The National Union of Air Transport Employees (NUATE), in a letter seen by Business Daily, says that workers in Kenya Airways’ Nigerian operations have waited in vain for the airline to implement the changes.

“It is a situation that the workers cannot bear. The management of KQ has not shown any respect to these Nigerian workers,” said NUATE general secretary, Olayinka Olu Abioye, in a telephone interview.
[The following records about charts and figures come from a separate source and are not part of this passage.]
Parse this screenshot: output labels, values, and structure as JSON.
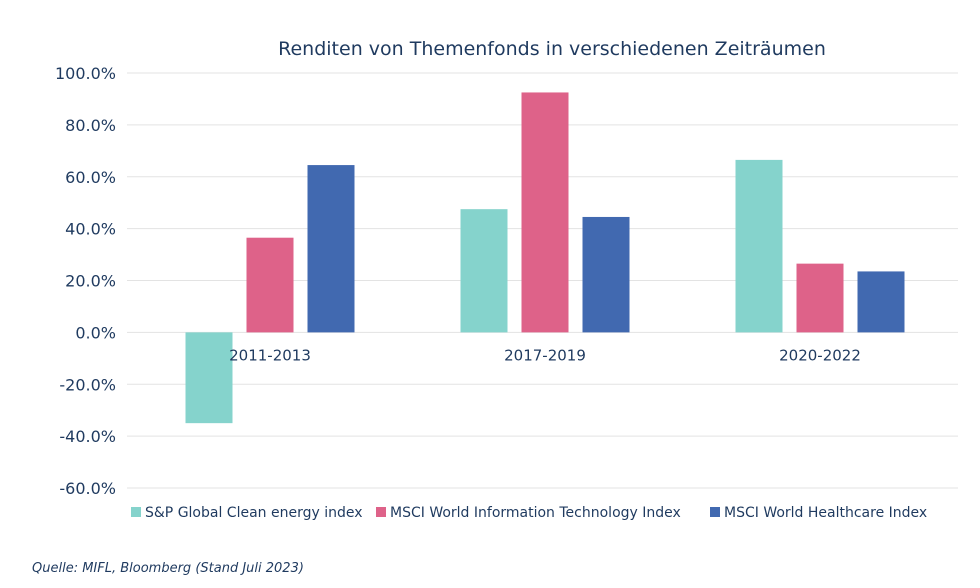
{
  "chart_data": {
    "type": "bar",
    "title": "Renditen von Themenfonds in verschiedenen Zeiträumen",
    "xlabel": "",
    "ylabel": "",
    "categories": [
      "2011-2013",
      "2017-2019",
      "2020-2022"
    ],
    "series": [
      {
        "name": "S&P Global Clean energy index",
        "color": "#85d3cc",
        "values": [
          -35.0,
          47.5,
          66.5
        ]
      },
      {
        "name": "MSCI World Information Technology Index",
        "color": "#de6289",
        "values": [
          36.5,
          92.5,
          26.5
        ]
      },
      {
        "name": "MSCI World Healthcare Index",
        "color": "#4169b0",
        "values": [
          64.5,
          44.5,
          23.5
        ]
      }
    ],
    "ylim": [
      -60,
      100
    ],
    "yticks": [
      100,
      80,
      60,
      40,
      20,
      0,
      -20,
      -40,
      -60
    ],
    "ytick_labels": [
      "100.0%",
      "80.0%",
      "60.0%",
      "40.0%",
      "20.0%",
      "0.0%",
      "-20.0%",
      "-40.0%",
      "-60.0%"
    ],
    "grid": true,
    "legend_position": "bottom"
  },
  "source": "Quelle: MIFL, Bloomberg (Stand Juli 2023)"
}
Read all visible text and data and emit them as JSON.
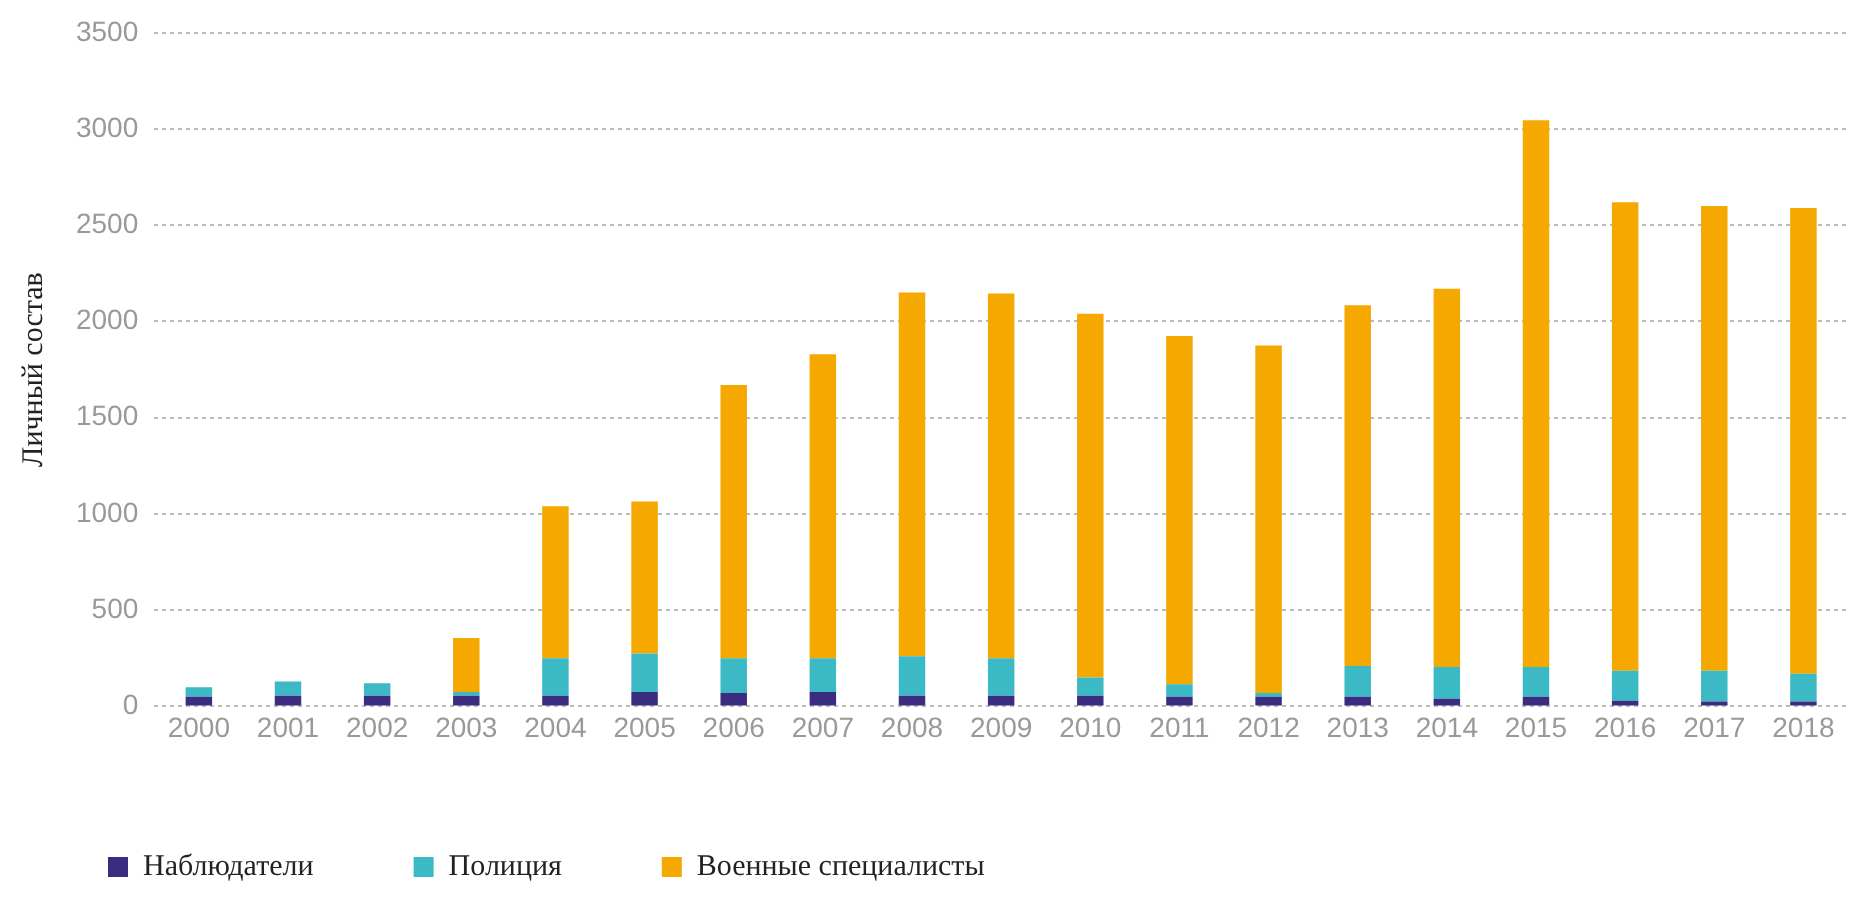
{
  "chart_data": {
    "type": "bar",
    "stacked": true,
    "ylabel": "Личный состав",
    "categories": [
      "2000",
      "2001",
      "2002",
      "2003",
      "2004",
      "2005",
      "2006",
      "2007",
      "2008",
      "2009",
      "2010",
      "2011",
      "2012",
      "2013",
      "2014",
      "2015",
      "2016",
      "2017",
      "2018"
    ],
    "series": [
      {
        "name": "Наблюдатели",
        "color": "#3a2d7f",
        "values": [
          50,
          55,
          55,
          55,
          55,
          75,
          70,
          75,
          55,
          55,
          55,
          50,
          50,
          50,
          40,
          50,
          30,
          25,
          25
        ]
      },
      {
        "name": "Полиция",
        "color": "#3bb9c4",
        "values": [
          50,
          75,
          65,
          20,
          195,
          200,
          180,
          175,
          205,
          195,
          95,
          65,
          20,
          160,
          165,
          155,
          155,
          160,
          145
        ]
      },
      {
        "name": "Военные специалисты",
        "color": "#f5a800",
        "values": [
          0,
          0,
          0,
          280,
          790,
          790,
          1420,
          1580,
          1890,
          1895,
          1890,
          1810,
          1805,
          1875,
          1965,
          2840,
          2435,
          2415,
          2420
        ]
      }
    ],
    "ylim": [
      0,
      3500
    ],
    "yticks": [
      0,
      500,
      1000,
      1500,
      2000,
      2500,
      3000,
      3500
    ],
    "grid": "y",
    "legend": "bottom left"
  }
}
The union, which claims to represent about 100 workers, said the industrial action will ground all KQ operations in Nigeria.

Mr Abioye said the Collective Bargaining Agreement (CBA) signed with Kenya Airways guaranteed the workers up to three per cent salary increment, paid annual leave, maternity leave of 16 weeks and group life assurance.

Kenya Airways, he claimed, has reneged on these promises citing financial troubles in its home market.

The airline had not responded to our queries at the time of going to press while NUATE said it had commenced talks with management that would possibly put off the industrial action.

READ: Engineers dig in as KQ moves to replace them

Nigeria does not have its own national carrier and relies heavily on KQ’s services.  The carrier flies to Lagos daily, providing onward connectivity for Nigerian businesspeople headed to Asia and Europe. The country is also a key plank of Kenya Airways’ strategy to increase its connections in Africa.

The threat of strike comes a week after KQ sacked striking engineers demanding a raise of up to three-and-a-half times to match their peers who work for Middle Eastern airlines.

But a court decision Tuesday scuttled planned recruitment to replace them, ordering the airline to freeze all new hirings.